REPUBLIKA.CO.ID, MOSKOW - Wakil Perdana Menteri Libya pada Kamis mengatakan bahwa dirinya berharap penurunan eskalasi atau pertempuran di negaranya setelah kunjungannya ke Rusia.
"Dalam periode beberapa hari mendatang, kita akan melihat penurunan tajam dalam eskalasi militer berkat diplomasi Rusia, yang akan bekerja sama dengan kami untuk mengurangi eskalasi ini," tutur Ahmed Maiteeq dalam sebuah wawancara dengan kantor berita RIA yang dikelola pemerintah Rusia.
Maiteeq mengatakan dirinya mengadakan banyak pertemuan di Moskow, termasuk dengan Menteri Luar Negeri Rusia Sergey Lavrov dan perwakilan dari Kementerian Pertahanan dan badan intelijen.
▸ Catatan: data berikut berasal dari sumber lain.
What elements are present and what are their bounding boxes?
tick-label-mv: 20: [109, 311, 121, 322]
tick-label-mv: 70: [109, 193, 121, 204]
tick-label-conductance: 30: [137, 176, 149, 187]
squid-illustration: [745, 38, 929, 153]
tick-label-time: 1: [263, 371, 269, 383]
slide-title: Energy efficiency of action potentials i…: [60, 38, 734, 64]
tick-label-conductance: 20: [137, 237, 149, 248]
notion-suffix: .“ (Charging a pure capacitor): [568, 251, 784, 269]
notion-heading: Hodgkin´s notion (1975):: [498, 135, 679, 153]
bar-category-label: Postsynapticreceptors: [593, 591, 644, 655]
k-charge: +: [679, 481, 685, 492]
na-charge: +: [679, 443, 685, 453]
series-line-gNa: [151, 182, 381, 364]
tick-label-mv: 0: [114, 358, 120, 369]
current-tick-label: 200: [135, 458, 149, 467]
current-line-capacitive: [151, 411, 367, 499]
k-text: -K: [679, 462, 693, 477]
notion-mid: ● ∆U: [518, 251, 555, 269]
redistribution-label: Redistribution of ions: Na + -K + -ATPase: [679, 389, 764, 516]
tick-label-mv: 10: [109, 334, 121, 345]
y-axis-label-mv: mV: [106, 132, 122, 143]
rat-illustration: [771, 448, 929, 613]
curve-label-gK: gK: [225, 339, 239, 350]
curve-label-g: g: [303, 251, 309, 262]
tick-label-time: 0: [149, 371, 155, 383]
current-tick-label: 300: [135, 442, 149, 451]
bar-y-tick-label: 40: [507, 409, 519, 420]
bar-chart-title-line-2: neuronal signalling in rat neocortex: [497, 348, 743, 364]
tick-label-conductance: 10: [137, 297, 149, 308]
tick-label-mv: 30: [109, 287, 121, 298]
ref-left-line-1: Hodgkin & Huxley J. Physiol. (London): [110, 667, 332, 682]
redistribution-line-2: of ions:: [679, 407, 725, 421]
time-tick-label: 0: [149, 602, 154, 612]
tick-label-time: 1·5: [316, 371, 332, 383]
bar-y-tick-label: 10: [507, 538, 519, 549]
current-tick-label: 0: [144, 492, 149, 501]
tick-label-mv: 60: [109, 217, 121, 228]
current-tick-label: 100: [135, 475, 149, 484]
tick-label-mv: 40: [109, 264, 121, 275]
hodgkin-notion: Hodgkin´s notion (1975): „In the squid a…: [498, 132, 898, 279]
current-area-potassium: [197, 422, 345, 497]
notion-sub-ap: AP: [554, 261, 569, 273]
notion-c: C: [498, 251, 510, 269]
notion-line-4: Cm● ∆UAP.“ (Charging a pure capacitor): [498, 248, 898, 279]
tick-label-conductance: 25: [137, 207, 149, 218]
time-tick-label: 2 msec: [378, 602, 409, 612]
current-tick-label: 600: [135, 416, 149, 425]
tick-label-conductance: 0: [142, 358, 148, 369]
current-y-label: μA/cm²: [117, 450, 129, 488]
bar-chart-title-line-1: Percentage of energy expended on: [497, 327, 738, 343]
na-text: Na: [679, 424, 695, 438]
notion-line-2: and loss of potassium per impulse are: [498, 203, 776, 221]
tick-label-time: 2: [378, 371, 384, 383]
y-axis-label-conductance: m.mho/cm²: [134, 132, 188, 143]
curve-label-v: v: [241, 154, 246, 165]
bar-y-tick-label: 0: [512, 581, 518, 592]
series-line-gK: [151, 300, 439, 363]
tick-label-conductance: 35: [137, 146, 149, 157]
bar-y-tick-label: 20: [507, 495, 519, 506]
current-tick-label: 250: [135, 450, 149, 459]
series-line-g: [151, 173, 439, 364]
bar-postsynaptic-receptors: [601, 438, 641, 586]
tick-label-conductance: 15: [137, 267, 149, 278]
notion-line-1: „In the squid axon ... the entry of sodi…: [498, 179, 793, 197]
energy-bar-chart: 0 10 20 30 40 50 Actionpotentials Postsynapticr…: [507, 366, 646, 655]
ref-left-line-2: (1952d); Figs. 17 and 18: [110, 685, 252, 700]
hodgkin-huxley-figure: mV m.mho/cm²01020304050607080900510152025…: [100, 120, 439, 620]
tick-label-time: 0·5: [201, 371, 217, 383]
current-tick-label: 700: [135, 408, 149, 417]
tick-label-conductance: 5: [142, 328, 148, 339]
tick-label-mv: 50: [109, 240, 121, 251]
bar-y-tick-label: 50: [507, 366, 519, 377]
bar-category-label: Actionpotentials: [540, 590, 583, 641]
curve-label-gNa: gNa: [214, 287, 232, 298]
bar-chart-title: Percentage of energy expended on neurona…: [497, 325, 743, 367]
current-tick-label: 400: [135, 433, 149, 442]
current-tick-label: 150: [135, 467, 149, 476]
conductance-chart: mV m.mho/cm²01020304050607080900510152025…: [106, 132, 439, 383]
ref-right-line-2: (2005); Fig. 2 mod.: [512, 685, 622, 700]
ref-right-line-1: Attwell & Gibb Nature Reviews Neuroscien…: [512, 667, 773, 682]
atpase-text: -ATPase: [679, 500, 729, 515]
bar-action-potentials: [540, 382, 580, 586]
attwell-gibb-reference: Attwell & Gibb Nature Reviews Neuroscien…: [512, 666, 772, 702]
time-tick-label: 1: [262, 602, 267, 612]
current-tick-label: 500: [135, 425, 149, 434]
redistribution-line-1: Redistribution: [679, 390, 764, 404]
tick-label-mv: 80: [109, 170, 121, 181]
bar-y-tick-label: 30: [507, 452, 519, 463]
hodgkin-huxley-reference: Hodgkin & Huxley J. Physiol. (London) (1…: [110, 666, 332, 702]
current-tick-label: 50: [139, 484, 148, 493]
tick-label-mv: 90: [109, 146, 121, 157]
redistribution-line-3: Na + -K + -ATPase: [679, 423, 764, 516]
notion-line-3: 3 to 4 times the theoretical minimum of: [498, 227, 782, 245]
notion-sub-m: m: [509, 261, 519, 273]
"Pemerintah Tripoli sekarang yakin bahwa Rusia adalah mitra yang sangat penting untuk membangun stabilitas di Libya," kata dia.
Setelah Maiteeq dan Menteri Luar Negeri Libya Mohamed Siala bertemu Lavrov pada Rabu kemarin, Kementerian Luar Negeri Rusia menyampaikan keinginan Moskow untuk "menghentikan permusuhan secepatnya dan menggelar dialog inklusif dengan partisipasi semua kekuatan politik utama Libya dan gerakan sosial”.
Pada Kamis, tentara Libya mendeklarasikan bahwa pihaknya telah membebaskan ibu kota Tripoli secara keseluruhan, sementara pasukannya terus maju ke kota lain arah tenggara, benteng terakhir panglima perang Khalifa Haftar di Libya barat.
Deklarasi itu datang sehari setelah Tentara Libya berhasil merebut kembali Bandara Tripoli dari milisi Haftar.
Pemerintah Libya melancarkan Operasi Perdamaian Badai pada Maret untuk melawan serangan terhadap ibu kota. Baru-baru ini tentara Libya menyelamatkan tempat-tempat strategis, termasuk pangkalan udara Al-Watiya dari pasukan Haftar.
Pemerintah Libya didirikan pada 2015 di bawah perjanjian yang dipimpin PBB. Tetapi upaya penyelesaian politik jangka panjang gagal karena serangan militer oleh pasukan Haftar.